View from the cockpit window of an aircraft as it flies over a town surrounded by fields.
Image credit: Dr Claire Ryder

In 2023 the FAAM Airborne Laboratory launched a unique opportunity for environmental researchers to use the specially adapted research aircraft.

Our scheme, called Research Runway, allows researchers at every stage of their career to access a world-leading observation platform to study topics ranging from climate change and severe weather to air pollution.

In 2023, Research Runway provided up to 10 flying hours onboard the FAAM Airborne Laboratory for campaign ideas set to take flight over summer 2023 – spring 2024.

There were three Research Runway projects, which involved early career researchers and new facility users from the University of Reading, Royal Holloway at the University of London, and University of Birmingham are taking to the skies.

In this article we focus on the project known as AMCAA, which was led by the University of Reading.

Project: Airborne Measurements of Charged Cloud and Aerosols (AMCCA)

Underside of a blue aircraft wing, above clouds, with a small shadow of the aircraft cast onto the clouds below, with a pastel coloured circular rainbow around the shadow - known as a halo.

The Atmospheric Measurements of Charged Cloud and Aerosols (AMCCA) research project aims to better understand how the Earth’s natural electric fields affect clouds and aerosols in the atmosphere. 

Electric charge in the atmosphere can influence cloud formation, by charging water droplets in the air and making them more likely to stick together and develop into clouds. These effects frequently occur in, and around, stratiform clouds – large blanket-like clouds – and atmospheric dust layers. 

The FAAM Airborne Laboratory’s research aircraft supported the AMCCA project by profiling clouds and aerosols, in conjunction with specially-designed radiosondes launched from the ground in Reading.
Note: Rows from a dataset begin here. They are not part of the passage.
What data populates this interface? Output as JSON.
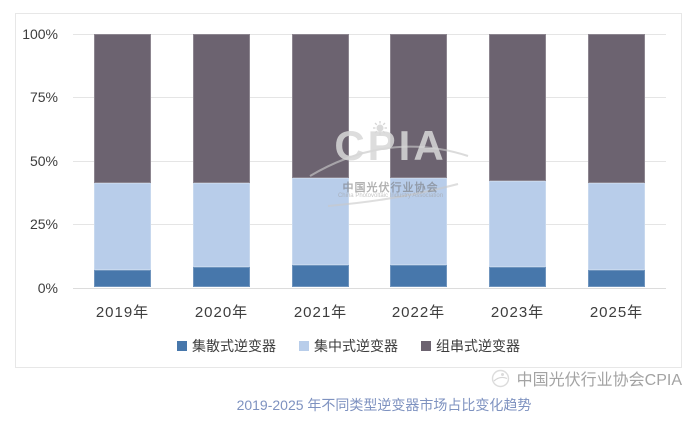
{
  "chart_data": {
    "type": "bar",
    "stacked": true,
    "categories": [
      "2019年",
      "2020年",
      "2021年",
      "2022年",
      "2023年",
      "2025年"
    ],
    "series": [
      {
        "name": "集散式逆变器",
        "color": "#4777AB",
        "values": [
          7,
          8,
          9,
          9,
          8,
          7
        ]
      },
      {
        "name": "集中式逆变器",
        "color": "#B8CDEA",
        "values": [
          34,
          33,
          34,
          34,
          34,
          34
        ]
      },
      {
        "name": "组串式逆变器",
        "color": "#6C6370",
        "values": [
          59,
          59,
          57,
          57,
          58,
          59
        ]
      }
    ],
    "y_ticks": [
      "0%",
      "25%",
      "50%",
      "75%",
      "100%"
    ],
    "ylim": [
      0,
      100
    ],
    "grid": true,
    "legend_position": "bottom",
    "title": ""
  },
  "watermark": {
    "logo_text": "CPIA",
    "org_cn": "中国光伏行业协会",
    "org_en": "China Photovoltaic Industry Association"
  },
  "attribution": {
    "icon": "cpia-logo-icon",
    "text": "中国光伏行业协会CPIA"
  },
  "caption": {
    "text": "2019-2025 年不同类型逆变器市场占比变化趋势",
    "color": "#7E92C0"
  }
}
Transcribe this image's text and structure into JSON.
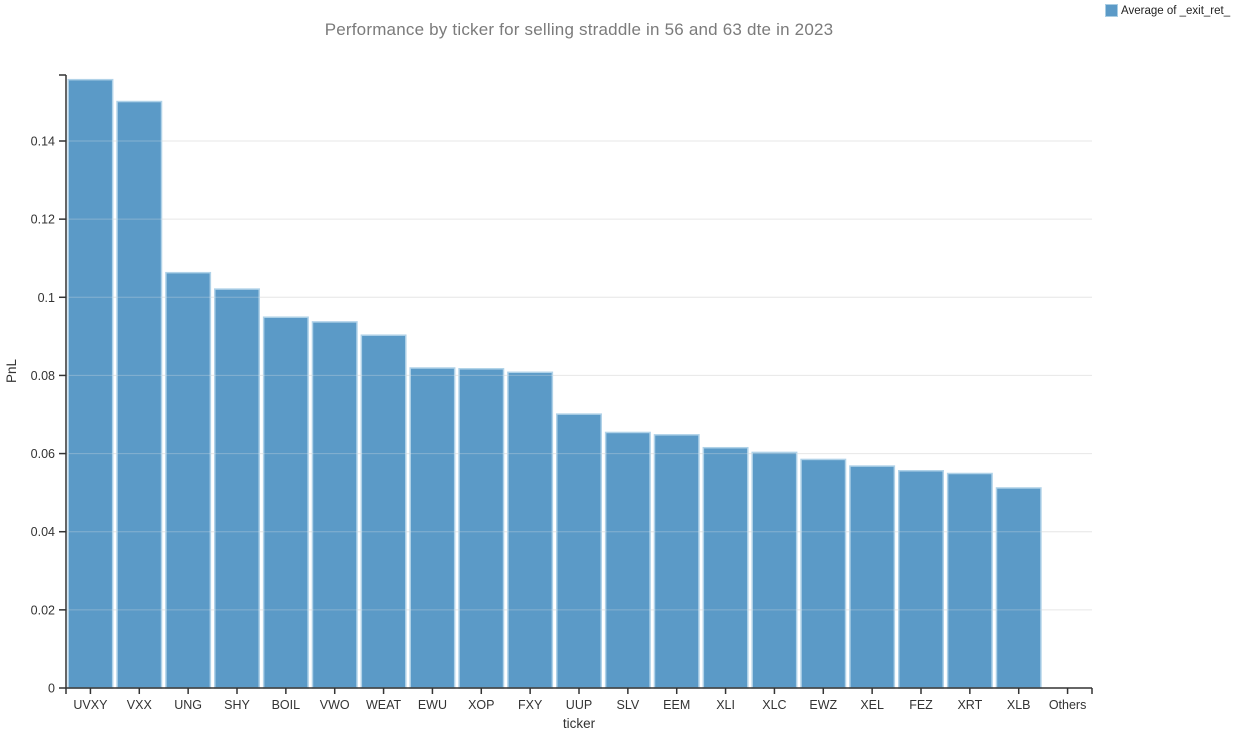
{
  "title": "Performance by ticker for selling straddle in 56 and 63 dte in 2023",
  "legend": {
    "label": "Average of _exit_ret_",
    "swatch_icon": "blue-square-icon",
    "position": "top-right"
  },
  "colors": {
    "bar_fill": "#5b9ac7",
    "bar_border": "#b0d2e8",
    "gridline": "#e7e7e7",
    "axis": "#333333",
    "tick_text": "#333333",
    "title_text": "#7b7b7b"
  },
  "chart_data": {
    "type": "bar",
    "title": "Performance by ticker for selling straddle in 56 and 63 dte in 2023",
    "xlabel": "ticker",
    "ylabel": "PnL",
    "categories": [
      "UVXY",
      "VXX",
      "UNG",
      "SHY",
      "BOIL",
      "VWO",
      "WEAT",
      "EWU",
      "XOP",
      "FXY",
      "UUP",
      "SLV",
      "EEM",
      "XLI",
      "XLC",
      "EWZ",
      "XEL",
      "FEZ",
      "XRT",
      "XLB",
      "Others"
    ],
    "values": [
      0.1557,
      0.1501,
      0.1063,
      0.1021,
      0.0949,
      0.0937,
      0.0903,
      0.0819,
      0.0817,
      0.0808,
      0.0701,
      0.0654,
      0.0648,
      0.0615,
      0.0603,
      0.0585,
      0.0568,
      0.0556,
      0.0549,
      0.0512,
      0.0
    ],
    "series": [
      {
        "name": "Average of _exit_ret_",
        "values": [
          0.1557,
          0.1501,
          0.1063,
          0.1021,
          0.0949,
          0.0937,
          0.0903,
          0.0819,
          0.0817,
          0.0808,
          0.0701,
          0.0654,
          0.0648,
          0.0615,
          0.0603,
          0.0585,
          0.0568,
          0.0556,
          0.0549,
          0.0512,
          0.0
        ]
      }
    ],
    "ylim": [
      0,
      0.157
    ],
    "yticks": [
      0,
      0.02,
      0.04,
      0.06,
      0.08,
      0.1,
      0.12,
      0.14
    ],
    "grid": true,
    "legend_position": "top-right"
  }
}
These radiosondes carried lightweight sensors designed to measure electric charge, cloud droplets and turbulence. 

During the AMCCA research aircraft flights in August 2023 and January 2024, the science team profiled stratocumulus clouds via a ‘sawtooth’ manoeuvre, which sees the aircraft climb and descend between two altitudes several times.

The AMCCA project is the first time that a research aircraft has been used to investigate how in-cloud processes are affected by electric charge, and how dust particle size and distributions relate to charge.